The City of Charlottetown has plans to turn its sewage treatment plant into a showcase for green technology.
City officials announced Tuesday they are working with Carleton University in Ottawa to harness solar, wind and tidal energy on the waterfront site.
The project will also investigate other green technologies, including the use of biogas to generate electricity, and the use of heat pumps to recovery heat from effluent water.
Greenhouses might be built on the site to put some of that green energy to work.
Charlottetown, Vancouver, Toronto
"We have an opportunity in the City of Charlottetown to take a big-picture approach to improvements at the Pollution Control Plant," said Mayor Clifford Lee in a written statement. "What was once thought of as a waste facility is going to be a sustainable, resource recovery facility."
Charlottetown is one of three cities participating in the project. Vancouver and Toronto were also selected by the Carleton Centre of Community Innovation. City officials believe the project may reduce the hefty cost of running the sewage plant.
"The pollution control plant is the city's largest energy using facility," said councillor Edward Rice, chair of the city's water and sewer utility committee, in a written statement.
The annual energy cost of $500,000 equates to more than 1,000 tonnes of annual greenhouse gas emissions, according to city officials.
The project comes as the city is preparing to expand its sewage plant, to handle additional waste from the town of Stratford and from the neighbourhood East Royalty, where an existing sewage lagoon is to be decommissioned.
City officials say the green initiatives are timely, as provincial governments across Canada prepare to roll out carbon-tax programs.

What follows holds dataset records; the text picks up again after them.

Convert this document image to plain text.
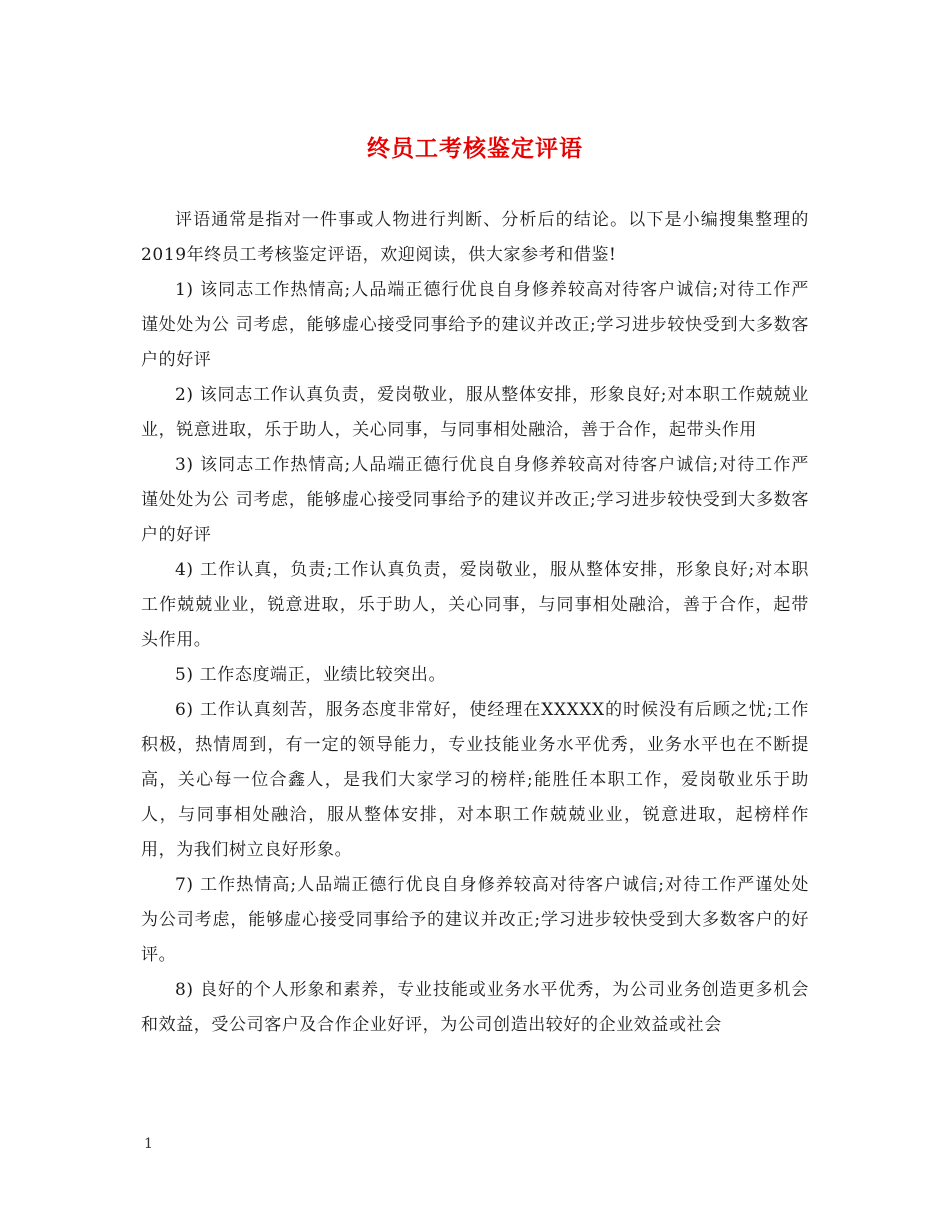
终员工考核鉴定评语

评语通常是指对一件事或人物进行判断、分析后的结论。以下是小编搜集整理的2019年终员工考核鉴定评语，欢迎阅读，供大家参考和借鉴!

1) 该同志工作热情高;人品端正德行优良自身修养较高对待客户诚信;对待工作严谨处处为公 司考虑，能够虚心接受同事给予的建议并改正;学习进步较快受到大多数客户的好评

2) 该同志工作认真负责，爱岗敬业，服从整体安排，形象良好;对本职工作兢兢业业，锐意进取，乐于助人，关心同事，与同事相处融洽，善于合作，起带头作用

3) 该同志工作热情高;人品端正德行优良自身修养较高对待客户诚信;对待工作严谨处处为公 司考虑，能够虚心接受同事给予的建议并改正;学习进步较快受到大多数客户的好评

4) 工作认真，负责;工作认真负责，爱岗敬业，服从整体安排，形象良好;对本职工作兢兢业业，锐意进取，乐于助人，关心同事，与同事相处融洽，善于合作，起带头作用。

5) 工作态度端正，业绩比较突出。

6) 工作认真刻苦，服务态度非常好，使经理在XXXXX的时候没有后顾之忧;工作积极，热情周到，有一定的领导能力，专业技能业务水平优秀，业务水平也在不断提高，关心每一位合鑫人，是我们大家学习的榜样;能胜任本职工作，爱岗敬业乐于助人，与同事相处融洽，服从整体安排，对本职工作兢兢业业，锐意进取，起榜样作用，为我们树立良好形象。

7) 工作热情高;人品端正德行优良自身修养较高对待客户诚信;对待工作严谨处处为公司考虑，能够虚心接受同事给予的建议并改正;学习进步较快受到大多数客户的好评。

8) 良好的个人形象和素养，专业技能或业务水平优秀，为公司业务创造更多机会和效益，受公司客户及合作企业好评，为公司创造出较好的企业效益或社会

1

"We believe our project can help position Prince Edward Island as Canada's green province," said deputy mayor Mike Duffy, in a written statement.
Environmental assessments needed
Initial concepts contained in the project are ambitious, but cost and feasibility have yet to be determined.
Solar panels would be installed on roof tops and on open land around the site.
Wind turbines might be located on land or off shore. Two megawatts of capacity could provide all or most of the sewage plant's power requirements, according to city officials.
City reaching out to UPEI, Holland College
Use of tidal turbines in Hillsborough River would require "significant testing" and an environmental assessment, according to the city.
Energy from biogas and heat pumps could be used to dry the large amounts of "biosolids" that are separated from effluent water at the sewage plant. Those biosolids are currently trucked away and used for agricultural purposes. Additional drying might allow that material to be used in the proposed greenhouses, or in city gardens.
The city says it is reaching out to Holland College and to the UPEI School of Sustainable Design Engineering to form partnerships on the project.
With assistance from Carleton University, the city says a feasibility report could be available before the end of 2017.